Isolated Late Payments
Where a lender reports to the credit bureau that you were at least 30 days late with your payment, it may likely result in a loss of points within all FICO score versions. Where the late payment is an isolated event and other accounts are in good standing.
But where the credit report shows numerous late payments, the reverse is true and FICO score 8 will most likely lose more points, unlike previous FICO score versions.
Authorized User of Credit Card
In order to protect lenders and honest consumers, a FICO score of 8 substantially reduces any benefit of “tradeline renting”. This is a credit repair practice that entices consumers into being added to a stranger’s credit account.

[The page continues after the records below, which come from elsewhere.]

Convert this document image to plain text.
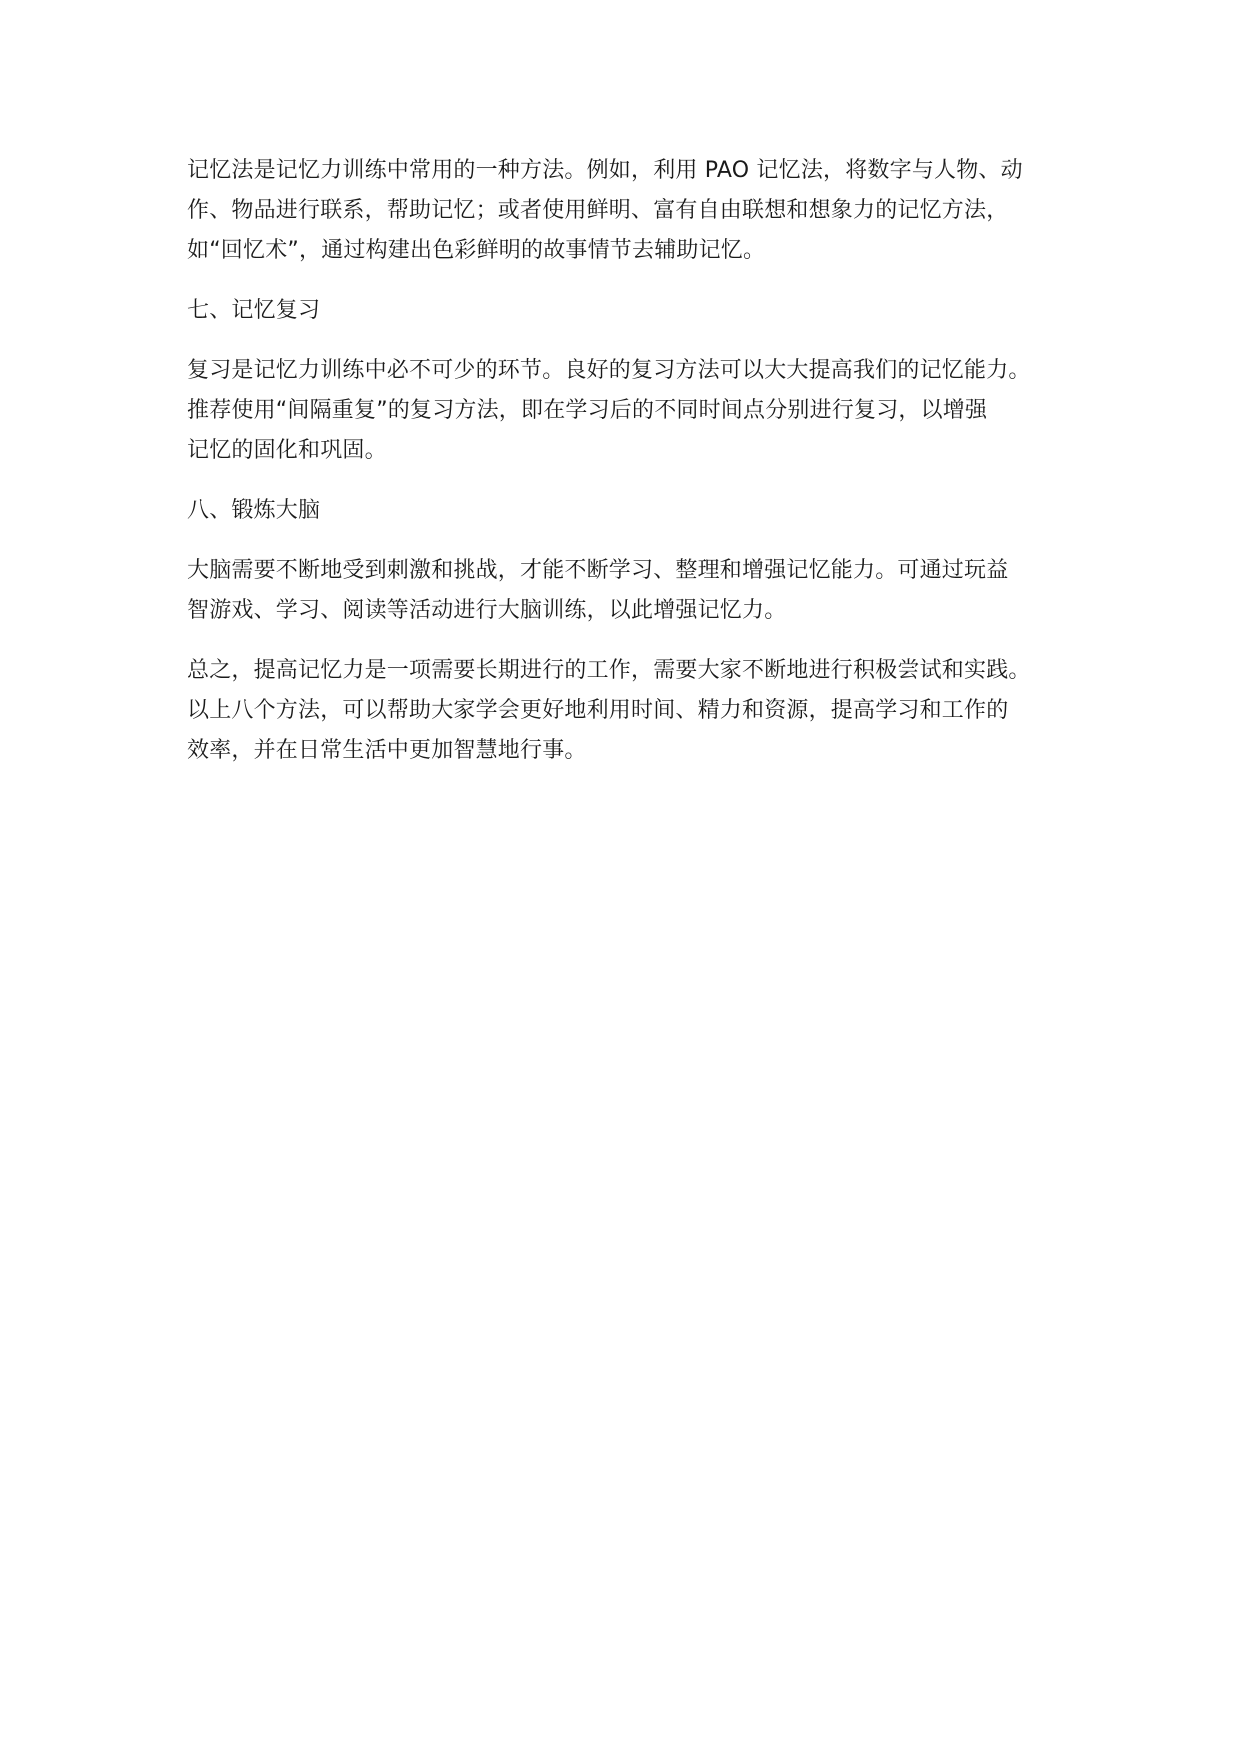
记忆法是记忆力训练中常用的一种方法。例如，利用 PAO 记忆法，将数字与人物、动
作、物品进行联系，帮助记忆；或者使用鲜明、富有自由联想和想象力的记忆方法，
如“回忆术”，通过构建出色彩鲜明的故事情节去辅助记忆。
七、记忆复习
复习是记忆力训练中必不可少的环节。良好的复习方法可以大大提高我们的记忆能力。
推荐使用“间隔重复”的复习方法，即在学习后的不同时间点分别进行复习，以增强
记忆的固化和巩固。
八、锻炼大脑
大脑需要不断地受到刺激和挑战，才能不断学习、整理和增强记忆能力。可通过玩益
智游戏、学习、阅读等活动进行大脑训练，以此增强记忆力。
总之，提高记忆力是一项需要长期进行的工作，需要大家不断地进行积极尝试和实践。
以上八个方法，可以帮助大家学会更好地利用时间、精力和资源，提高学习和工作的
效率，并在日常生活中更加智慧地行事。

Small Balance Collections Accounts
FICO 08 ignores small-dollar “nuisance” collection accounts in which the original balance was less than $100.
Alternatives to FICO 08
FICO score 9 is a newer version of FICO’s base scoring model which has been introduced. Lenders also have the option of using a competing scoring model known as VantageScore.
FICO score 9 was released in August of 2014 and it comes with two big changes as compared to score 8. FICO score 9 model ignores collection agency accounts that have been paid off and penalizes consumers less for unpaid medical collection agency accounts.
The VantageScore model was jointly developed by Equifax, Experian, and TransUnion and came on board in 2006.
VantageScore Solutions LLC. is jointly owned by the three credit companies. It holds the rights to the model and updates the model. The current version of VantageScore as of August 2020 is VantageScore 4.0.